Nobody loves criticism, but feedback is a necessary part of growth in any area of life, and especially in business. Whether you’re someone who seeks out feedback on a regular basis, constantly looking for ways to improve, or someone who would rather simply be validated by those around them, chances are you could use some fine-tuning in the way you go about soliciting and receiving feedback.
The reason feedback is so valuable is because it allows you to adjust the way you approach a situation in specific ways. And while not all feedback is valuable, adopting the right mindset and listening well can help you determine what’s worthwhile and what isn’t.
In my own business, Hennessey Digital, we’ve implemented a survey system to receive feedback from our employees and our clients that’s been tremendously helpful in discovering areas for improvement, not just for creating better employee and customer experiences, but also for how we run the business as a whole.

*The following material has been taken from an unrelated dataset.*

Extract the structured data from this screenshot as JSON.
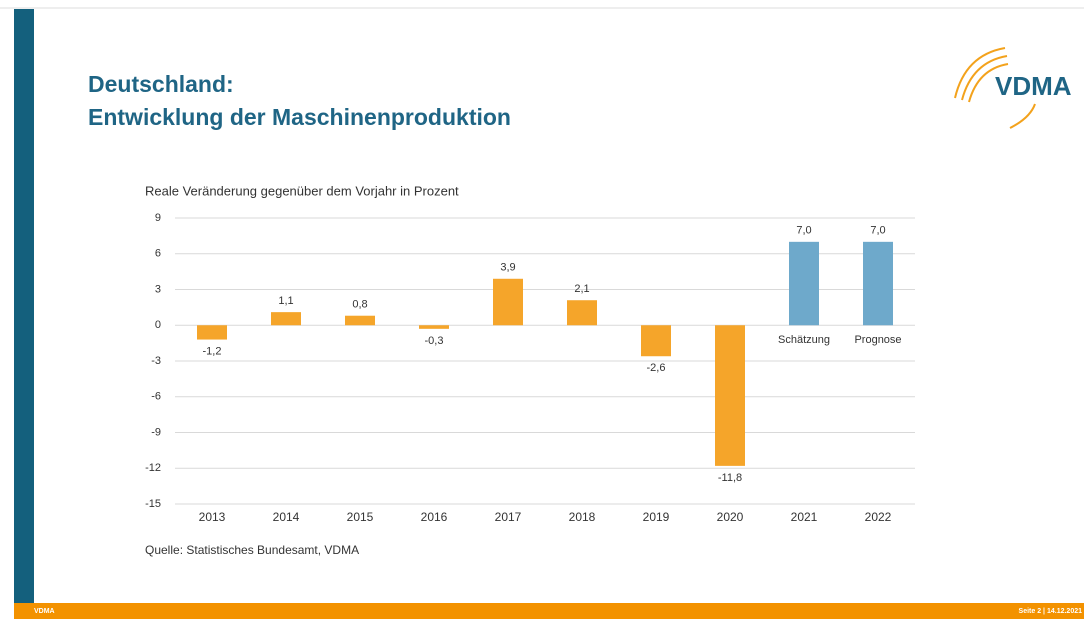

We send out a simple survey a couple times a year, and it only takes a couple minutes to fill out. There are plenty of tools available to help you do this, such as the popular Net Promoter Score (NPS) survey, which is what we use at Hennessey Digital. Whatever tool you use, I recommend surveying somewhat regularly, at least once a year, in order to continuously receive valuable feedback. For more regular feedback, you can send out surveys once a month and stagger who receives them so you get feedback every month but no individual is asked to fill the survey out more than once or twice a year.
Adopt the right attitude
Your attitude in regard to feedback will determine how it affects you and whether you take it seriously. The right attitude requires a balance of self-awareness, not taking things personally or as an insult, and also weighing feedback carefully for value.
Honestly evaluate yourself for how well you receive feedback. This can be difficult to do, so it’s sometimes beneficial to ask people who know you well how they think you receive constructive criticism. When doing this, keep in mind that if you don’t take feedback well, they may be hesitant to be honest. Then, when you are given feedback, keep your typical response in mind and be willing to take a step back and reframe the criticism to look for the value it may contain.
Survey employees and clients
Both your employees and your clients can tell you a lot about your business that you may not even be aware of. Clients can tell you a great deal about their customer experience, and employees can tell you not just about the workplace culture but also about specific issues that may be causing problems.
These two groups are both vital to your organization, and their opinion of your business matters. They have the ability to affect your revenue, whether that’s in choosing to do business with you or through the myriad ways that employees contribute.
Ask the right questions
A survey is only as good as the questions it asks. Before you write your questions, ask yourself what the purpose of those questions is and then craft the questions to draw out the best possible information. The more detail you can get from respondents, the better.
Your questions should also be easy to answer to respect the respondent’s time. People are more likely to fill out a survey if it respects their time.
Hennessey Digital uses just two main questions in our survey:
- On a scale of 1-10, how enthusiastic would you be to recommend our business to a friend, family member, or colleague?
- If you didn’t score a 10, what could we do to score a 10 in your eyes?
These questions are a great place to start, and if you want feedback on a particular aspect of your business, you can craft questions targeted at that topic.
Embrace feedback and nonperfect scores
This is where I see many businesses use surveys wrong: they survey a customer after an interaction, and anything less than a perfect score is considered undesirable. The survey is sometimes used as a metric to record a customer service representative’s performance.
This isn’t particularly useful, and can even be harmful in the long run. The point of a survey is actually those nonperfect scores. Perfect scores tell you next to nothing. While it’s nice to receive a 10, I’m always looking for lower scores because they give me information I can use to improve. The second question—“What could we do to score a 10 in your eyes?”—is the real point of the survey. That’s where the gold lies—real feedback that can be turned into actionable changes to improve your business.
Follow up and measure outcomes
This survey method has allowed us at Hennessey Digital to significantly improve our services and our business as a whole by applying feedback. Applying feedback doesn’t mean just taking suggestions and implementing them—it’s about searching for the root cause of problems and finding solutions for them.
For example, if a client responds that their email got lost and they didn’t hear back from us for weeks, that’s a problem we likely wouldn’t have known about without that feedback. With that knowledge, we can build a system to ensure every email is addressed by changing the structure of our email support.
Sometimes a solution to the problems brought up in feedback isn’t clear, and it can take a while to investigate and piece together solutions, but by asking the right questions and listening for their answers, you arm yourself with information from both the employee and client sides of your business to systematically improve one step at a time.